Он рассказал ей о том, как с ним говорил редактор.
– Не обращай внимания, – сказала Сара, – пиши то, что тебе хочется писать.
– То, что мне хотелось написать, я написал, но это не печатают.
– Сядь за повесть.
– Я могу сесть за повесть, если я знаю, какой она будет. Я сейчас не могу сесть за повесть, потому что ее нет у меня в голове. Я сейчас хочу опубликовать то, что я написал, это мой долг.
– Ну так опубликуй.
– Не публикуют, – усмехнулся он.
– Ну и не надо, – сказала Сара, обняв его. – Ну и пусть не печатают.
– А что мы будем есть? И как быть с недорогим коттеджем в пригороде?
– Ну, придумай что-нибудь…
– Что я могу придумать? Я ничего не могу придумать.
Он пошел к себе в кабинет, снял пиджак, бросил его на спинку кресла, развязал галстук. Рубашка прилипла к спине. «Надо надевать майку, – подумал он, – а то кажется, будто оплевали все лопатки». На столе, аккуратно скрепленные зажимом, лежали счета – за свет и от портного. Эд почесал затылок, бухнулся на тахту и стащил с себя мокрую рубашку. Вошла Сара. Она присела рядом с ним. На ней была коротенькая серая туника.
«Завтра поеду к Тому Маффи, – думал Эд, – он любит резкий и категоричный стиль. Его газета это может взять. Тогда я хотя бы расплачусь с долгом, тогда еще можно будет выкрутиться…»
Сара прилегла рядом с ним и стала целовать его плечи и грудь. Глаза ее были полузакрыты, а красивые пальцы сжимали шею Эда. Она знала, что он очень любил по ночам, когда она гладила его шею – сильно гладила своими длинными нежными пальцами.
– Подожди, Сара, – сказал он, отодвигаясь. – Откуда там счет на девяносто долларов?
Она открыла глаза и сразу же отодвинулась от него. А потом резко поднялась и, выходя из кабинета, сказала:
– Там же написано, милый. Прочти внимательно.
– Сара, – позвал он ее. – Сара!
Она не ответила. Он вздохнул и пошел в спальню. Она сидела возле спящего Уолта, накинув на себя длинный халат.
– Что ты? – спросил он.
– Ничего, – ответила она, – говори, пожалуйста, тише, мальчик еще должен спать полтора часа…
23.59
Машина теперь спускалась вниз – по узкому ущелью. Ветви огромных деревьев срослись над дорогой, и поэтому казалось, что путь шел через тоннель.
– Можешь включить фары, – сказал Ситонг, – все равно сверху не увидят.
Шофер врубил фары.
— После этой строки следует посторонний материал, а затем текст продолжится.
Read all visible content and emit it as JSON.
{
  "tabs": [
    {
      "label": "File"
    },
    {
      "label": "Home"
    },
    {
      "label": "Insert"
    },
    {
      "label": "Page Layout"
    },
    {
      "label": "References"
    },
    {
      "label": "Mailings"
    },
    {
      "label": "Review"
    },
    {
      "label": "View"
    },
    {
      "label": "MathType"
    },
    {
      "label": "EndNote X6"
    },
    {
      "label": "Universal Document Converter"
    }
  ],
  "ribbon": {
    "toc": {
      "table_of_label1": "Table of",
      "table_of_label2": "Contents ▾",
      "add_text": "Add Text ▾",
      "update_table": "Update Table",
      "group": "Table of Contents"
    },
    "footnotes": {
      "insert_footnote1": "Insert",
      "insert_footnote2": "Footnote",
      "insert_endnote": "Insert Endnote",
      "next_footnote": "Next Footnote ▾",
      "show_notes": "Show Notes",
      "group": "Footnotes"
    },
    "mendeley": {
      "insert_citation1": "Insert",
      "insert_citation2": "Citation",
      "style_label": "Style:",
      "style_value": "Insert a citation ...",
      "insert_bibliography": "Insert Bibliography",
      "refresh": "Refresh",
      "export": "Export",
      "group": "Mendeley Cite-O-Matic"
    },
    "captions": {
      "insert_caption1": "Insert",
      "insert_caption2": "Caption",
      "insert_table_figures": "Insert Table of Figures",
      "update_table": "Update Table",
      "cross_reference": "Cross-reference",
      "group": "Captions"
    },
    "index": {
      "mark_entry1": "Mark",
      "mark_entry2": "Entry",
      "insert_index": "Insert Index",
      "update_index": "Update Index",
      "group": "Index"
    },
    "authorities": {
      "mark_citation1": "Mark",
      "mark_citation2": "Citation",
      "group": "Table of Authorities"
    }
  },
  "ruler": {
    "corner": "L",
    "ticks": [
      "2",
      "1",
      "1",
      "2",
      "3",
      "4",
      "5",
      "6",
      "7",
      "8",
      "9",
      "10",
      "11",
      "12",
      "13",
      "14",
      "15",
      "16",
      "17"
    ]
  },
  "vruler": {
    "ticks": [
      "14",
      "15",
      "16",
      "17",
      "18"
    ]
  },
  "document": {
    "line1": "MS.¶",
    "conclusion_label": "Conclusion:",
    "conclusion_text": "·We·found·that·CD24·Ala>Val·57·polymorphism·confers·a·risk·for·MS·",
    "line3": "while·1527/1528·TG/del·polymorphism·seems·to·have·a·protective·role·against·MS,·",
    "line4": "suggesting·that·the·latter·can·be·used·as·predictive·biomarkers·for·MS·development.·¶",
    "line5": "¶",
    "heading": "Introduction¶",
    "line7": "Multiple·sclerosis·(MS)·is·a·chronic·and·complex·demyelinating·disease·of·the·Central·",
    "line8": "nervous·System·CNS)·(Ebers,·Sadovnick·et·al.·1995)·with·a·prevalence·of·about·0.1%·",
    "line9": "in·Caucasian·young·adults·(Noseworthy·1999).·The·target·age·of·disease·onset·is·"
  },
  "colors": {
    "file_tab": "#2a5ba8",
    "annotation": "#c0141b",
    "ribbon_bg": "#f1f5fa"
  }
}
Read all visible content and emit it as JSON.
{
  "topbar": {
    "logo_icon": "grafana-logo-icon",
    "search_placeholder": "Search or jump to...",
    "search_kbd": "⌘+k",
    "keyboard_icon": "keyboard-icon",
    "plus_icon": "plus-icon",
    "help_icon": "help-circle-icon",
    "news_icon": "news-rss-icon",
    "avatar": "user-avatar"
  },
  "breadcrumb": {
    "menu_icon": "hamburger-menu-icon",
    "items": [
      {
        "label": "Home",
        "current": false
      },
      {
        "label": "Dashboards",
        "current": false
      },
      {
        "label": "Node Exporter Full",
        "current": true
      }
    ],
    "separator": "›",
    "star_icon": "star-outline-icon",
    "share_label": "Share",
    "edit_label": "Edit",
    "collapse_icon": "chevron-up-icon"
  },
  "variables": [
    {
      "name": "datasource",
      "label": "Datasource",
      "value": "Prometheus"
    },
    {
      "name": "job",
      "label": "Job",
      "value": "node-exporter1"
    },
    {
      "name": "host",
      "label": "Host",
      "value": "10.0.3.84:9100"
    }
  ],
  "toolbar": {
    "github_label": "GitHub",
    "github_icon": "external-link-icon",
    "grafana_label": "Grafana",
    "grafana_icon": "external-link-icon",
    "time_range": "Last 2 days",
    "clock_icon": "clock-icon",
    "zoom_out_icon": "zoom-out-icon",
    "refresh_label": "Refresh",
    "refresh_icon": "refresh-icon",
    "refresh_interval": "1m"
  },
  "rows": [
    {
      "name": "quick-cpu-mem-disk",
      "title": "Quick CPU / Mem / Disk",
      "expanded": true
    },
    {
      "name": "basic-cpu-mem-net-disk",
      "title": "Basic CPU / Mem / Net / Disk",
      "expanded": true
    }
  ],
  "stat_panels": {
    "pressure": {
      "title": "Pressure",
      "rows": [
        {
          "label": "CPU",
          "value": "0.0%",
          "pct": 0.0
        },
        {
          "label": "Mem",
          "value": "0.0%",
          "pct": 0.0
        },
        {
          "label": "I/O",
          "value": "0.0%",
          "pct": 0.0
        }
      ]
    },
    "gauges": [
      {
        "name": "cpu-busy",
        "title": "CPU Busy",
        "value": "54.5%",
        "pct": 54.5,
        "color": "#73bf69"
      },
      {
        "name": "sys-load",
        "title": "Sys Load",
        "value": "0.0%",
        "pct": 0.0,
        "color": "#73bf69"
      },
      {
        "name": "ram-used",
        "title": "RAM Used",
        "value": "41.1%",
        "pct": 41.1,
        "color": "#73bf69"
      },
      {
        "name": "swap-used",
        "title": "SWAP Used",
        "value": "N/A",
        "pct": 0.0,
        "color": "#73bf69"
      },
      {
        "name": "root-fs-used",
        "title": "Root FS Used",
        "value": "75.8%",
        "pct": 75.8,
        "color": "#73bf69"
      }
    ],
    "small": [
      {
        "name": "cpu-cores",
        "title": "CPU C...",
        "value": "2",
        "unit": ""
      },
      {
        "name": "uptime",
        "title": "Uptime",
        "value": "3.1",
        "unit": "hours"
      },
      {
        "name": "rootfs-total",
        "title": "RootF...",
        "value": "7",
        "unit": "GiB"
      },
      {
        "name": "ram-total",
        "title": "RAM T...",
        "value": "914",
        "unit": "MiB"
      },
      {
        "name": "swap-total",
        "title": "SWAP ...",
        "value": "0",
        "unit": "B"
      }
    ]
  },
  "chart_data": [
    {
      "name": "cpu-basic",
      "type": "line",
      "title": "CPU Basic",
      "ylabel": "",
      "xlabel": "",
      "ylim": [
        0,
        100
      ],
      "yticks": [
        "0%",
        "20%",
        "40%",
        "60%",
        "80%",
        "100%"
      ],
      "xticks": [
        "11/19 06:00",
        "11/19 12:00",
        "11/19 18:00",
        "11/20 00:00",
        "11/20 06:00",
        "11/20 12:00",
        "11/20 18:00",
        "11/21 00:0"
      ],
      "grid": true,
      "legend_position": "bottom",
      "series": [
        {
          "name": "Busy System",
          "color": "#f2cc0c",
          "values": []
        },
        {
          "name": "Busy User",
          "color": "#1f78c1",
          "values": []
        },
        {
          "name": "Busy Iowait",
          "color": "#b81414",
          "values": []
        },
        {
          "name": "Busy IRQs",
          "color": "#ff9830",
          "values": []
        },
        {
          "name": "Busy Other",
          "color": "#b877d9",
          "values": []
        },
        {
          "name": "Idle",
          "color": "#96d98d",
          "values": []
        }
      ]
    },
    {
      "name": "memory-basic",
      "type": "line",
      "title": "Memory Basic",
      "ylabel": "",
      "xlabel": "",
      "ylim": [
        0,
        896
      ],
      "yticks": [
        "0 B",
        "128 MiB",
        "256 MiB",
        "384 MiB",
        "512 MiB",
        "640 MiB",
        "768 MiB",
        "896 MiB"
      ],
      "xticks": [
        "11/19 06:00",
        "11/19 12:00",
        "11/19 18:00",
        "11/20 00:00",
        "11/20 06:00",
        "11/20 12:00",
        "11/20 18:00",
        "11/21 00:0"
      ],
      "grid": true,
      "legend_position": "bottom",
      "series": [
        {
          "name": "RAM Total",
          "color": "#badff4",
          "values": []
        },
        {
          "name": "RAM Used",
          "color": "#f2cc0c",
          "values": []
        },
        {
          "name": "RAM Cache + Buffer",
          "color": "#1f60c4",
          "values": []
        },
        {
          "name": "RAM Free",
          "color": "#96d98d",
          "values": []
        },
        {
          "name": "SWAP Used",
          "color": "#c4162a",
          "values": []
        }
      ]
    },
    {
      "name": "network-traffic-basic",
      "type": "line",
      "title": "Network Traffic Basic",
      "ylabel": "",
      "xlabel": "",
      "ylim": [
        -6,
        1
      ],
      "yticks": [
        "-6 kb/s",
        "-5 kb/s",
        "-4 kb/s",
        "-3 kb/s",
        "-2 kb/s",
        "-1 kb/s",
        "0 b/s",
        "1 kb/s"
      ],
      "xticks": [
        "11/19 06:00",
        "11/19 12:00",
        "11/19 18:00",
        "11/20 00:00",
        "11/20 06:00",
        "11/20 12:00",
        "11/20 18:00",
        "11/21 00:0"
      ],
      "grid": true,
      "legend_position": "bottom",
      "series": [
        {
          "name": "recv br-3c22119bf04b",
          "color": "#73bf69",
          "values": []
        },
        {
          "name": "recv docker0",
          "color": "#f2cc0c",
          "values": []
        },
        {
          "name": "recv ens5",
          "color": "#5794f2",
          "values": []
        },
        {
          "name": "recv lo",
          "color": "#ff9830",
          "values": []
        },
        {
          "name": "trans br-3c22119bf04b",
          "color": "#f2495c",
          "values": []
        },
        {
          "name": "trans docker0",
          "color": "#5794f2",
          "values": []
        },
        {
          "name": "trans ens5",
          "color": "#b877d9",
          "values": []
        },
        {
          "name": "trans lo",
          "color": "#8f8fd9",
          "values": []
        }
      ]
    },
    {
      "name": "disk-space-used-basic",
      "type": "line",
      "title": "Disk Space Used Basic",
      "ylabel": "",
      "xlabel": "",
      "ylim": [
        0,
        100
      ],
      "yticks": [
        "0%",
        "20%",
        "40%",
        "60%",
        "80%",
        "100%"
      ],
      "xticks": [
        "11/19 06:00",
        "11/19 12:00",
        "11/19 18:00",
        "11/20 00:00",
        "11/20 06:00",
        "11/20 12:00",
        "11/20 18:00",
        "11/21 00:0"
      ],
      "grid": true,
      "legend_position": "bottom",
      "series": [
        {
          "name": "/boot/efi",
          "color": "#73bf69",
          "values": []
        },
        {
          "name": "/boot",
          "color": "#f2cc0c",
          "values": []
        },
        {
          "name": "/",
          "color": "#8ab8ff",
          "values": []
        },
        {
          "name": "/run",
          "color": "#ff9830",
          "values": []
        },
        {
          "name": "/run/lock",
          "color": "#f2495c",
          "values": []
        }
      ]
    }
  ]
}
Свет метался по громадным стволам диковинных деревьев. Несколько раз Степанов заметил вырезанные на коре большие сердца, пронзенные стрелами. Когда фары осветили еще одно сердце, Степанов попросил шофера остановиться. Он вылез из машины и подошел к дереву. Под сердцем были написаны инициалы и вырезана дата: «17 августа 1967 года».